Providers should not miss out on this incredible time of innovation in healthcare that I believe is going to accelerate even more as healthcare organizations build off their early successes and learnings.
With uncertainty in legislative direction for healthcare (ACA, Value Based Payment Reforms, etc.), providers may feel uncertain about their IT buying decisions. Rather than feel uncertain, I suggest providers should continue moving forward, with a keen focus on flexible and extensible solutions to support any outcome of legislative direction.
Quick time to value with an eye for the end game
Healthcare organizations need strong capabilities to aggregate data from across the community to connect all clinicians responsible for a targeted population. Providers should demand short implementations to ensure rapid time to value.
Beyond this, seeking a flexible and configurable solution “future proofs” the organization to accommodate new programs that may be launched. This “future proofing” will provide organizational agility to rapidly configure to meet continuously evolving payment reforms and legal requirements.
Selecting a population health tool should include an evaluation of the vendor’s ability to meet organizations where they are and grow with them across programs, such as Medicare Shared Savings Program, Comprehensive Primary Care Plus, Bundled Payments, etc.
Intelligent analytics and sophisticated tools
Finding tailored software applications that enable clinicians to streamline workflows will drive positive results throughout your organization and help achieve scalability. Tools that facilitate targeted care management activities for prioritized patients will support care team efficiency.
Interoperability is especially key in the case of mergers and acquisitions, considering the critical need to bring together data from potentially dozens of systems.
Sophisticated risk stratification tools that consider clinical and claims data, financial information, social determinants, behavioral factors and that employ predictive analytics will further help organizations determine where to focus constrained resources to achieve the highest return and greatest impact on patient outcomes.
These are all factors to consider when searching for the right IT solutions to support your organization’s growth and goals, while advancing the health of the population.
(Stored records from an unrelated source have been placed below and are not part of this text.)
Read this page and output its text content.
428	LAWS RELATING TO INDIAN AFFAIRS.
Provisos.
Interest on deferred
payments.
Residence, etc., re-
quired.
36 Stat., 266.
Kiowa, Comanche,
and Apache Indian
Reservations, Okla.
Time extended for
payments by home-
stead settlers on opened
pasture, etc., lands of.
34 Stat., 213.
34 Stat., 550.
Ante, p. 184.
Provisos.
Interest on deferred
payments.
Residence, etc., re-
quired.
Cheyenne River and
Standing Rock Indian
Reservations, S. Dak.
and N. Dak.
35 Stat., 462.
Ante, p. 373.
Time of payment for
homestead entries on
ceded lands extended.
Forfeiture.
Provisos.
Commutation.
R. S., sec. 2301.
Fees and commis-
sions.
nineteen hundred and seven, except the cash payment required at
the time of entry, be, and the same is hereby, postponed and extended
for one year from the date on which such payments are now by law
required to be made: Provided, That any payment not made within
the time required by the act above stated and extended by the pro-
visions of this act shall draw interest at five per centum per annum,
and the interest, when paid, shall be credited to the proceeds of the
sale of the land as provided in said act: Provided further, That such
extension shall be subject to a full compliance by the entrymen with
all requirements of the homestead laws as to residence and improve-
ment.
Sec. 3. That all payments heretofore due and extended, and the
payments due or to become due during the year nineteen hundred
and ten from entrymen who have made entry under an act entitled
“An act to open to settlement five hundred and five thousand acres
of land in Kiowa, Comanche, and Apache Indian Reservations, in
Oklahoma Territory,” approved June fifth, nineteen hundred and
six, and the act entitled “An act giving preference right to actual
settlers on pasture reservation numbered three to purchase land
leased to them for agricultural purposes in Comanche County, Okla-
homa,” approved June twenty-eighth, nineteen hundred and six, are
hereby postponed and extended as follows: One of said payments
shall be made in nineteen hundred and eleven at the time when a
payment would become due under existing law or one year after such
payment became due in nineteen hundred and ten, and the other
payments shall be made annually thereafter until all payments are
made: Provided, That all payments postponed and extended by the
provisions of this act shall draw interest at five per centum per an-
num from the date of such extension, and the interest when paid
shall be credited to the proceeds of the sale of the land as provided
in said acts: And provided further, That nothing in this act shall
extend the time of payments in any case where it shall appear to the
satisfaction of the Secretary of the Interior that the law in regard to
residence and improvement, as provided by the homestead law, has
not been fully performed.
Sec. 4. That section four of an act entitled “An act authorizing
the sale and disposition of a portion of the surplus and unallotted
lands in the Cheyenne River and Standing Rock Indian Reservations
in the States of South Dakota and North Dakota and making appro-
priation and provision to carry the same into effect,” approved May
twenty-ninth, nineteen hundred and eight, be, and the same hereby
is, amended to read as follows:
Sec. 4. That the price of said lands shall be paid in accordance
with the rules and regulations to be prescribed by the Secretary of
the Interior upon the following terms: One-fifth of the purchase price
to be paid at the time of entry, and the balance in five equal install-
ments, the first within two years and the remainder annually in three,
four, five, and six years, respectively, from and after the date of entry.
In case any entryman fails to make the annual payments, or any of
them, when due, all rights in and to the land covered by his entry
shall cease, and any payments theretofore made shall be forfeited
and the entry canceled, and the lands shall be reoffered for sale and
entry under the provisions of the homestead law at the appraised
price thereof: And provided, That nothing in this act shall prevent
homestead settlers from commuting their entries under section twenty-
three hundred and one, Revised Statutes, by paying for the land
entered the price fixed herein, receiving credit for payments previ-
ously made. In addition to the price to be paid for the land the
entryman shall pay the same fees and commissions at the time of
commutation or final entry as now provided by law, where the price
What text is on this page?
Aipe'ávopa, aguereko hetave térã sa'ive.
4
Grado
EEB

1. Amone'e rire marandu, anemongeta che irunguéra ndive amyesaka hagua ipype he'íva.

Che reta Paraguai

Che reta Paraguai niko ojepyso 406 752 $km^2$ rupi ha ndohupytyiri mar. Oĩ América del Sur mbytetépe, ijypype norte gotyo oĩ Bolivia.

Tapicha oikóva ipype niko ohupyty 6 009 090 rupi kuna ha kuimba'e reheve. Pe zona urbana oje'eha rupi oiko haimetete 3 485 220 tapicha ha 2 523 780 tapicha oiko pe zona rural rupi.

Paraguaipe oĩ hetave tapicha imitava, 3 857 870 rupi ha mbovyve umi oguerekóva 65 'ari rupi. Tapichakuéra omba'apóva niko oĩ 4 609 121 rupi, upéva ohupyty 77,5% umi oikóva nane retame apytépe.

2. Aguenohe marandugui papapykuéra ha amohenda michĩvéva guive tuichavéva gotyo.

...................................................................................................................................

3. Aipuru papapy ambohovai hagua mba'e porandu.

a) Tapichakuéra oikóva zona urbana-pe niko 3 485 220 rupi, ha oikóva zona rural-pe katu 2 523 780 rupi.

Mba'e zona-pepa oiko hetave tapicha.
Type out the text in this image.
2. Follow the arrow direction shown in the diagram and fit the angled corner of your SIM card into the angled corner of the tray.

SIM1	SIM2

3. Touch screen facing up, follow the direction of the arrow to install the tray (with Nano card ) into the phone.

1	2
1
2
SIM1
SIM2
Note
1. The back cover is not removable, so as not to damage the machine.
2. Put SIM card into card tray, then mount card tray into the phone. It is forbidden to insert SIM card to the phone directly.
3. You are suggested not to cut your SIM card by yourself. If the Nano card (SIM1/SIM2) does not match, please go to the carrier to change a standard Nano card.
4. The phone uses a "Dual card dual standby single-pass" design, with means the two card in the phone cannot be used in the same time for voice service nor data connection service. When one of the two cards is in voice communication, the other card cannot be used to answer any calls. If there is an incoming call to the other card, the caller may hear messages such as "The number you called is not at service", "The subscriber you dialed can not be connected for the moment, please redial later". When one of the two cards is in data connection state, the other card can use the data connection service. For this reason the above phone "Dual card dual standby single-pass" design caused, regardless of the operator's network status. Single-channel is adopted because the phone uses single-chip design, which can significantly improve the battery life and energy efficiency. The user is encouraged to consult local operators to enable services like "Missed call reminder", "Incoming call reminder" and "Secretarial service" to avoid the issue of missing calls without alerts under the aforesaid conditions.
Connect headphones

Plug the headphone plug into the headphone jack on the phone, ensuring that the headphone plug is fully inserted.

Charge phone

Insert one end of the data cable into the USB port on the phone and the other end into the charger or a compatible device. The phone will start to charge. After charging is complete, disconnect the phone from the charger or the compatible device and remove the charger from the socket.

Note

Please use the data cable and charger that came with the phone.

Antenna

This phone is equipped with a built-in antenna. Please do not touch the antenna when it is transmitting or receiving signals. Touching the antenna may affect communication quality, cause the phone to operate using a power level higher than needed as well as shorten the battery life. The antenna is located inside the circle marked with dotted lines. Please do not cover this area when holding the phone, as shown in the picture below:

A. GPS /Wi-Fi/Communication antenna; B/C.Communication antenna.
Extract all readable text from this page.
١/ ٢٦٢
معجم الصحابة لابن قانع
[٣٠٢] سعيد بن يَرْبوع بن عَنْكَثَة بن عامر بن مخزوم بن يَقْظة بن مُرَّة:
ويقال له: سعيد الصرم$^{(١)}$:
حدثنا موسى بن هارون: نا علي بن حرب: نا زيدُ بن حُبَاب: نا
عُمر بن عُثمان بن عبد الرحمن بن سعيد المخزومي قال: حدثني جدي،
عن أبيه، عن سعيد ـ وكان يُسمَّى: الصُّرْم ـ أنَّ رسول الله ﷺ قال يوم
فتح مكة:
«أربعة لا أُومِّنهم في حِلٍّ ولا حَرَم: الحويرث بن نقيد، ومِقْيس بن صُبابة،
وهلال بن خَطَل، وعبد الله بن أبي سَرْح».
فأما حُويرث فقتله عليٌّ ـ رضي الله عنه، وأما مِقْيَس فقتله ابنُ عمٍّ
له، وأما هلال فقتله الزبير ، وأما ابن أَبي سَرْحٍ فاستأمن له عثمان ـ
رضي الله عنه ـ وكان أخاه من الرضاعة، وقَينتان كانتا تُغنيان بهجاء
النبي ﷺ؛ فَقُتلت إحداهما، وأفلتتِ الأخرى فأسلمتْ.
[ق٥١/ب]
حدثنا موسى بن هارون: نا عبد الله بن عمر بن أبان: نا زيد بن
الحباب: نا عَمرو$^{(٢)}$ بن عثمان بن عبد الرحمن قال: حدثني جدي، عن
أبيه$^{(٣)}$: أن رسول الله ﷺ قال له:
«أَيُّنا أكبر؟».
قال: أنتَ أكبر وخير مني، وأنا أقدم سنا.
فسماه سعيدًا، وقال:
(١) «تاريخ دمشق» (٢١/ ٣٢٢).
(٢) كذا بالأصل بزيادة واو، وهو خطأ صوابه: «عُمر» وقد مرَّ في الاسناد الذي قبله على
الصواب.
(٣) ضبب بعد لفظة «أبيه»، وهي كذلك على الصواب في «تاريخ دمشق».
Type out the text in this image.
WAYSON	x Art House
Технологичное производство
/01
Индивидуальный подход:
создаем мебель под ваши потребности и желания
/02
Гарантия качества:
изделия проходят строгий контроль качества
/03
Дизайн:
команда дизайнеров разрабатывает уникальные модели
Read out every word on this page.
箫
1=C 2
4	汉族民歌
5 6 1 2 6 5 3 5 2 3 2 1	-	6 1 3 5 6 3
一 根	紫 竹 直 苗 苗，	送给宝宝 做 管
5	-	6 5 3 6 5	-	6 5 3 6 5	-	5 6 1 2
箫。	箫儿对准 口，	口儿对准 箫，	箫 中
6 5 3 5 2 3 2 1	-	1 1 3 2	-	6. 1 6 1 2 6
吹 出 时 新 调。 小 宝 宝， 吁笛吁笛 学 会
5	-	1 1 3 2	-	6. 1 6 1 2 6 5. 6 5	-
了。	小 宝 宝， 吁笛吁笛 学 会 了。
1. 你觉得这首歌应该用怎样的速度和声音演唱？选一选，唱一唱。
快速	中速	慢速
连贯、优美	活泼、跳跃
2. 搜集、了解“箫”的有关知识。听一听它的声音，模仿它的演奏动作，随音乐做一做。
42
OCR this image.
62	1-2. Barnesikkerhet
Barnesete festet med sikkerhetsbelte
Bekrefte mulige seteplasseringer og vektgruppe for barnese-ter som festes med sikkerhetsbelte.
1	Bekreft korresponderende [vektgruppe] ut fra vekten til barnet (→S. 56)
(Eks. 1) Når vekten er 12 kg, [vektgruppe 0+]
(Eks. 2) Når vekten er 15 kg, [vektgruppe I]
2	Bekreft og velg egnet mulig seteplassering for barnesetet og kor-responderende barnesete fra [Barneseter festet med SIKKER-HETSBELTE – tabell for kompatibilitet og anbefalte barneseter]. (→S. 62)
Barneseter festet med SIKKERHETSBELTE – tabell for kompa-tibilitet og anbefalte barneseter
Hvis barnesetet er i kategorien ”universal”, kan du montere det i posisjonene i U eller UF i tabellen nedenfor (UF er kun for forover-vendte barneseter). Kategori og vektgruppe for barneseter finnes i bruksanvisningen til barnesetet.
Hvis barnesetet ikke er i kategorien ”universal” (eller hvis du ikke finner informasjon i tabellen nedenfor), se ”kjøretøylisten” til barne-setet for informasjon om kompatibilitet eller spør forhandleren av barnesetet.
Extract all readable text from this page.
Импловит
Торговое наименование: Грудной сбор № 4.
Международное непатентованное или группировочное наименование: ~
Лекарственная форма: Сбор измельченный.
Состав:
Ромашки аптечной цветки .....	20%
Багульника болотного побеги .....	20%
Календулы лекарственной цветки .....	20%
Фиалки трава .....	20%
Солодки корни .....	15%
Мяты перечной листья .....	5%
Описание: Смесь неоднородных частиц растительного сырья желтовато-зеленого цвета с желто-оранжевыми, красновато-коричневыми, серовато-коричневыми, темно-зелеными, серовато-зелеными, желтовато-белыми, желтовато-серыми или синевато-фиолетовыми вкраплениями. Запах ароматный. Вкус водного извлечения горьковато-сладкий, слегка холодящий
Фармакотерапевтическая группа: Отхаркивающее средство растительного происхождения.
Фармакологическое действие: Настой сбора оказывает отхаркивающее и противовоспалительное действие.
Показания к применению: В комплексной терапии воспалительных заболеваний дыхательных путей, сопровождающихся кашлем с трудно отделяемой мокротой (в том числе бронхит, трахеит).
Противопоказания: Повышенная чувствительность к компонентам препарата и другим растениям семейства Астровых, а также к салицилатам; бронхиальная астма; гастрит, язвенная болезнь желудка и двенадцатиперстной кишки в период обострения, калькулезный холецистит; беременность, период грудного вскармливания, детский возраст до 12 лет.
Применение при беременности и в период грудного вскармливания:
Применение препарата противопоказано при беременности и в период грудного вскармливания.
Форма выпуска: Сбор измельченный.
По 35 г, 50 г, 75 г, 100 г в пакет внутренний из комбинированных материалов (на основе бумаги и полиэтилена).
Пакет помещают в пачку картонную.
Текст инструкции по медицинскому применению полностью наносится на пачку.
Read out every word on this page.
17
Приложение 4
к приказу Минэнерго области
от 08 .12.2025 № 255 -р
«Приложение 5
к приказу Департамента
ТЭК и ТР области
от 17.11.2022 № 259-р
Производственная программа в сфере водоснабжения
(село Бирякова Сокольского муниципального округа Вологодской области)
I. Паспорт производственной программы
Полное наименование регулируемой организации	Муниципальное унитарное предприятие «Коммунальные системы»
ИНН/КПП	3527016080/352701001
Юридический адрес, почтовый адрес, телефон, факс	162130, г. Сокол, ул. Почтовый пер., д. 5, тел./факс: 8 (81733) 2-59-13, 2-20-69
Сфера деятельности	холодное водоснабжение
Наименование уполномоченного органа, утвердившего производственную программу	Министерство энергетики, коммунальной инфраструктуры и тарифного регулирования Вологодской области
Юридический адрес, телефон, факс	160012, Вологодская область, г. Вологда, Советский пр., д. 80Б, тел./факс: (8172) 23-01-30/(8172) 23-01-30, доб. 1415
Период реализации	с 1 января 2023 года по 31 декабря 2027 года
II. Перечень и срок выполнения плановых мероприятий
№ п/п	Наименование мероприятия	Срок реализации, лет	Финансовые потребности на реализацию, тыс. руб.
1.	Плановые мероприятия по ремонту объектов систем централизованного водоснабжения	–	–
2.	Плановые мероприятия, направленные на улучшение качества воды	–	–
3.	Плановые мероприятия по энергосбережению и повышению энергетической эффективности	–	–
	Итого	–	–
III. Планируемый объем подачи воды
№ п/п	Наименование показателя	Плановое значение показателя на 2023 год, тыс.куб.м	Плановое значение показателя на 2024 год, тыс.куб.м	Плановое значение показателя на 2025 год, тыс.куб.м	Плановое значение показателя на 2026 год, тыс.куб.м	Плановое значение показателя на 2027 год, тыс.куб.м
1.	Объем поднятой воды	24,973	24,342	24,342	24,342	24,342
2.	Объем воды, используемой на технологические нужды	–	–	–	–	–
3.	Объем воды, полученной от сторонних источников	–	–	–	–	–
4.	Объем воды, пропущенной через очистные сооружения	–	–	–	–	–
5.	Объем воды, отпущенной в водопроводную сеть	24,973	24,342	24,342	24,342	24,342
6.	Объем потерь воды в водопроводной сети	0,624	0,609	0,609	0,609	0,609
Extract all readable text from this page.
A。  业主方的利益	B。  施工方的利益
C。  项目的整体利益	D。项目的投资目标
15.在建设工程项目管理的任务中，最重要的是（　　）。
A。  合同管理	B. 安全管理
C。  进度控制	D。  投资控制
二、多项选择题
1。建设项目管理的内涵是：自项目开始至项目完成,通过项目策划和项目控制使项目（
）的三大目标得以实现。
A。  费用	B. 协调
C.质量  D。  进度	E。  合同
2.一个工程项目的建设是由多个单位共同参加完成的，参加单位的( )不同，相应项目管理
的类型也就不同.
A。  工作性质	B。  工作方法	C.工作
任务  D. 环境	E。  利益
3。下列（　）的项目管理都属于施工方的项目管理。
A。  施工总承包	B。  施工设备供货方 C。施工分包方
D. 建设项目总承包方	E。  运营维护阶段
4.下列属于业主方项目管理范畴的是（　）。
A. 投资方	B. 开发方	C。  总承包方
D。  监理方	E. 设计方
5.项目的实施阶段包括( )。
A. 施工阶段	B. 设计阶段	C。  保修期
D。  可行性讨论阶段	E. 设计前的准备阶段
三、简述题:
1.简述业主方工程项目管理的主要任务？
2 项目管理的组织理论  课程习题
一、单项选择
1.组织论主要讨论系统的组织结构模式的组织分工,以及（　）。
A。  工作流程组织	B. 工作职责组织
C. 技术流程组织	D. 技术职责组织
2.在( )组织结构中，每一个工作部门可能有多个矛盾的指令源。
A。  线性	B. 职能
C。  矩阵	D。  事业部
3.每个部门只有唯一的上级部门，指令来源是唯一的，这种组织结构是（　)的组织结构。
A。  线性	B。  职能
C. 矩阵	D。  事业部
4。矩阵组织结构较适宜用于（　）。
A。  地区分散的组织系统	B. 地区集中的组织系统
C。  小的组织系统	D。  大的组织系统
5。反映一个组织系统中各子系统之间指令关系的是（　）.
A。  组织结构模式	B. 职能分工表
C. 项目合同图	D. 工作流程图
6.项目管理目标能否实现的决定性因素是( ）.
Application integration into clinical workflows – they can only use it if they can find it
While many providers recognize the value of using data and analytics to improve the quality of care and lower costs, there are many that have not yet integrated these directly into clinical workflows to realize the greatest impact and efficiency.
This integration is especially important for accountable care organizations (ACOs) and clinically integrated networks (CINs).
Timely access to data is critical when you are responsible for the health of a population of patients who may be geographically dispersed and receiving care from several hospitals or specialists. IT solutions should be leveraged to surface gaps in care, risk scores and full medication histories so that a clinician can make educated care decisions while in the presence of the patient.
Value-based care initiatives should be addressed as a series of interconnected activities rather than as distinct, siloed efforts. A successful strategy takes a team-based approach and engages staff across different facilities to focus not only on individual patients with individual diagnoses, but also the health and wellness of the community.
IT solutions need to create a unified user experience to support the interconnectedness that plays an integral role in an organization’s evolving strategy.
ACOs and CINs should integrate an enterprise solutions portfolio encompassing the capabilities critical to success in value-based care programs, including: data control, healthcare analytics, and care coordination and engagement.
Providers should also partner with vendors that have deep industry experience to provide advisory services. The pace of change in our industry continues to accelerate, and no organization should feel they are navigating these waters alone.